La mostra “Oreste Zevola”, organizzata da Maria Savarese e in programma dal 13 marzo fino al 9 maggio, rappresenta un omaggio significativo all’artista partenopeo scomparso prematuramente nel 2014. Questo primo progetto espositivo a Napoli in dieci anni è promosso dalla Fondazione Mannajuolo in collaborazione con l’Archivio Oreste Zevola, e mira a far conoscere al pubblico l’opera di un artista che, con le sue molteplici forme espressive, ha lasciato un segno indelebile nel panorama culturale internazionale.
Un viaggio nell’opera di Oreste Zevola
Nato a Napoli nel 1954, Oreste Zevola è stato un artista eclettico, noto non solo come pittore e scultore, ma anche come illustratore e scenografo. La sua carriera artistica ha preso forma negli anni Settanta con la fondazione della rivista d’arte “Juliet” a Trieste, insieme ai colleghi Roberto Vidali e Rolan Marino. La rivista è diventata un’importante piattaforma per la diffusione di idee artistiche innovative e ha segnato l’inizio della sua carriera espositiva, riconosciuta sia in mostre personali che collettive. Con il passare degli anni, Zevola ha ampliato il suo repertorio, realizzando opere che spaziano dal disegno alla pittura su grande formato.
Dal 2000 in poi, è intervenuto non solo nel campo delle arti visive, ma ha anche concretizzato progetti artistici umanitari in Repubblica Centroafricana. Parallelamente, ha mantenuto forti legami con il teatro e il cinema, arricchendo la sua esperienza artistica con nuove tecniche e materiali, tra cui ceramica e cartoncino intagliato. I suoi lavori si distinguono per una capacità di evocare emozioni e per la loro profonda connessione con la cultura napoletana e con la vita stessa.
Una esposizione che racconta l’anima di un artista
La mostra raccoglie oltre 70 opere selezionate dall’Archivio Oreste Zevola, molte delle quali sono esposte a Napoli per la prima volta. Le opere in questione risalgono a un periodo che va dal 2000 al 2014, realizzate con una varietà di tecniche, tra cui tempere su tela e su carta. I visitatori possono ammirare lavori provenienti da progetti significativi come “Bad Boys” , “Cane di pane” , e “Il resto di niente” , fino all’ultimo lavoro completato nell’agosto del 2014. Ogni pezzo è caratterizzato da figure di angeli, esseri umani, piante, uccelli e scene che si intrecciano, offrendo una riflessione profonda su temi universali quali la vita, la morte, e la condizione umana.
Questa varietà tematica non è casuale, poiché le opere di Zevola fluttuano tra realtà e fantasia, creando ibridazioni tra elementi classici e contemporanei. Il risultato è un’esposizione che non solo celebra l’artista, ma invita anche il pubblico a esplorare le complessità delle emozioni e delle esperienze umane.

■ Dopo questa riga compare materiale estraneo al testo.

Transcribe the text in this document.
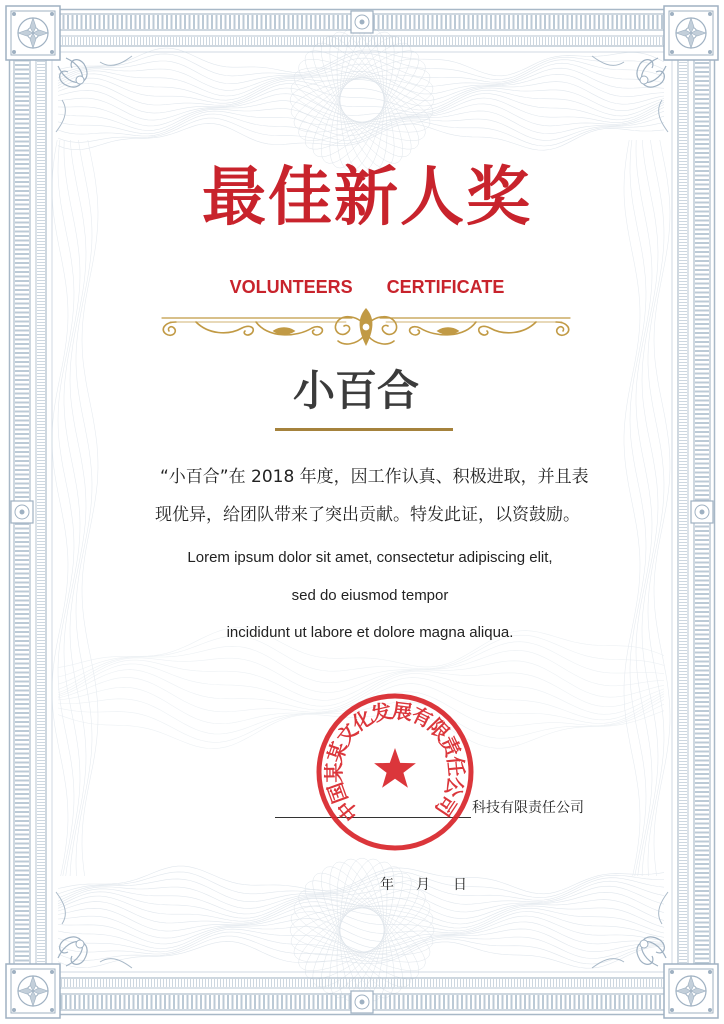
最佳新人奖
VOLUNTEERS CERTIFICATE
小百合
“小百合”在 2018 年度，因工作认真、积极进取，并且表
现优异，给团队带来了突出贡献。特发此证，以资鼓励。
Lorem ipsum dolor sit amet, consectetur adipiscing elit,
sed do eiusmod tempor
incididunt ut labore et dolore magna aliqua.
科技有限责任公司
中国某某文化发展有限责任公司
年 月 日
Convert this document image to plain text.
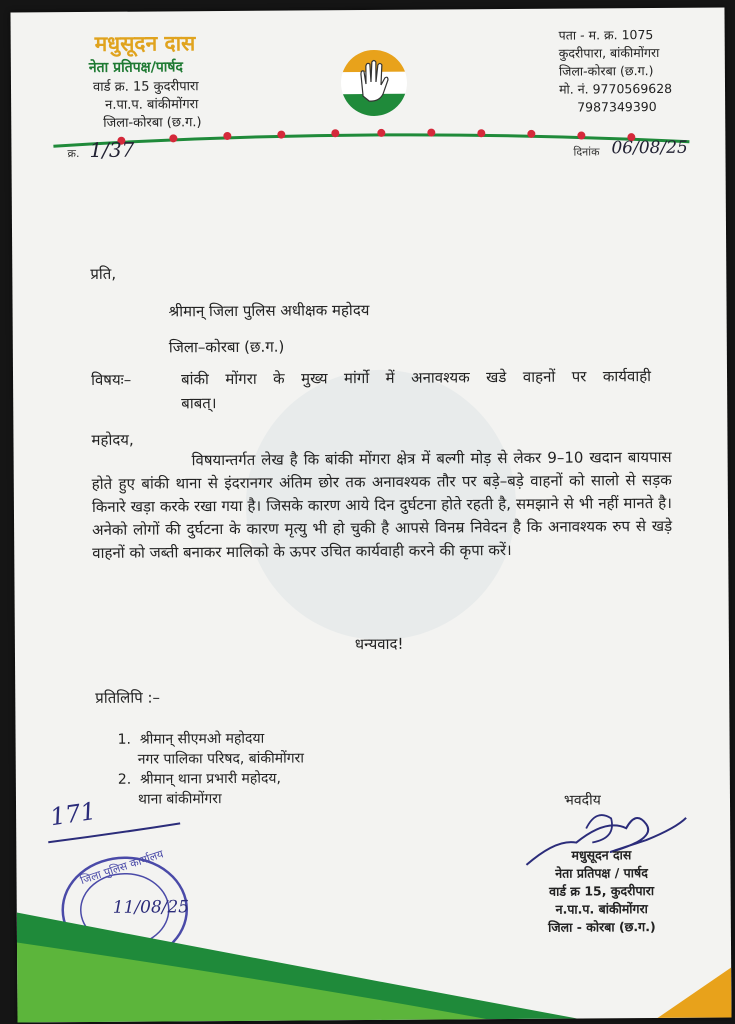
मधुसूदन दास
नेता प्रतिपक्ष/पार्षद
वार्ड क्र. 15 कुदरीपारा
न.पा.प. बांकीमोंगरा
जिला-कोरबा (छ.ग.)
पता - म. क्र. 1075
कुदरीपारा, बांकीमोंगरा
जिला-कोरबा (छ.ग.)
मो. नं. 9770569628
7987349390
क्र. 1/37	दिनांक 06/08/25
प्रति,
श्रीमान् जिला पुलिस अधीक्षक महोदय
जिला–कोरबा (छ.ग.)
विषयः–	बांकी मोंगरा के मुख्य मांर्गो में अनावश्यक खडे वाहनों पर कार्यवाही
बाबत्।
महोदय,
विषयान्तर्गत लेख है कि बांकी मोंगरा क्षेत्र में बल्गी मोड़ से लेकर 9–10 खदान बायपास होते हुए बांकी थाना से इंदरानगर अंतिम छोर तक अनावश्यक तौर पर बड़े–बड़े वाहनों को सालो से सड़क किनारे खड़ा करके रखा गया है। जिसके कारण आये दिन दुर्घटना होते रहती है, समझाने से भी नहीं मानते है। अनेको लोगों की दुर्घटना के कारण मृत्यु भी हो चुकी है आपसे विनम्र निवेदन है कि अनावश्यक रुप से खड़े वाहनों को जब्ती बनाकर मालिको के ऊपर उचित कार्यवाही करने की कृपा करें।
धन्यवाद!
प्रतिलिपि :–
1. श्रीमान् सीएमओ महोदया
नगर पालिका परिषद, बांकीमोंगरा
2. श्रीमान् थाना प्रभारी महोदय,
थाना बांकीमोंगरा	भवदीय
171
मधुसूदन दास
नेता प्रतिपक्ष / पार्षद
वार्ड क्र 15, कुदरीपारा
न.पा.प. बांकीमोंगरा
जिला - कोरबा (छ.ग.)
जिला पुलिस कार्यालय
11/08/25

La proiezione di nuove narrazioni artistiche
In aggiunta alle opere visive, l’esposizione include una selezione di video, tra cui alcuni disegni animati ispirati alla figura storica di Eleonora Pimentel Fonseca e alla Rivoluzione Napoletana del 1799. Questi lavori, realizzati da Zevola come scenografie per il film “Il resto di niente” di Antonietta De Lillo, offrono al pubblico una visione dinamica e originale del suo approccio artistico, ricco di significati storici e culturali. Tali proiezioni non solo arricchiscono il percorso espositivo, ma aprono un dialogo tra il passato e il presente, sottolineando l’eredità culturale che Zevola ha lasciato e continua a ispirare.
L’archivio Oreste Zevola: custode della memoria artistica
L’Archivio Oreste Zevola, fondato nel 2015 e diretto da Marina Gargiulo, ha come obiettivo principale quello di preservare e promuovere l’opera del maestro partenopeo. Recentemente, nel 2024, è stato avviato un progetto di catalogazione curato dalla Soprintendenza Archivistica e Bibliografica della Campania, riconoscendo l’importanza culturale dei lavori di Zevola. Questo processo di catalogazione è fondamentale per garantire che l’eredità dell’artista venga mantenuta viva e accessibile alle future generazioni, contribuendo al rafforzamento della memoria culturale di Napoli e oltre.
La mostra “Oreste Zevola” non deve essere vista solo come un tributo, ma come un’importante occasione per riflettere sull’impatto duraturo che l’arte può avere nel tessuto sociale e culturale di una città.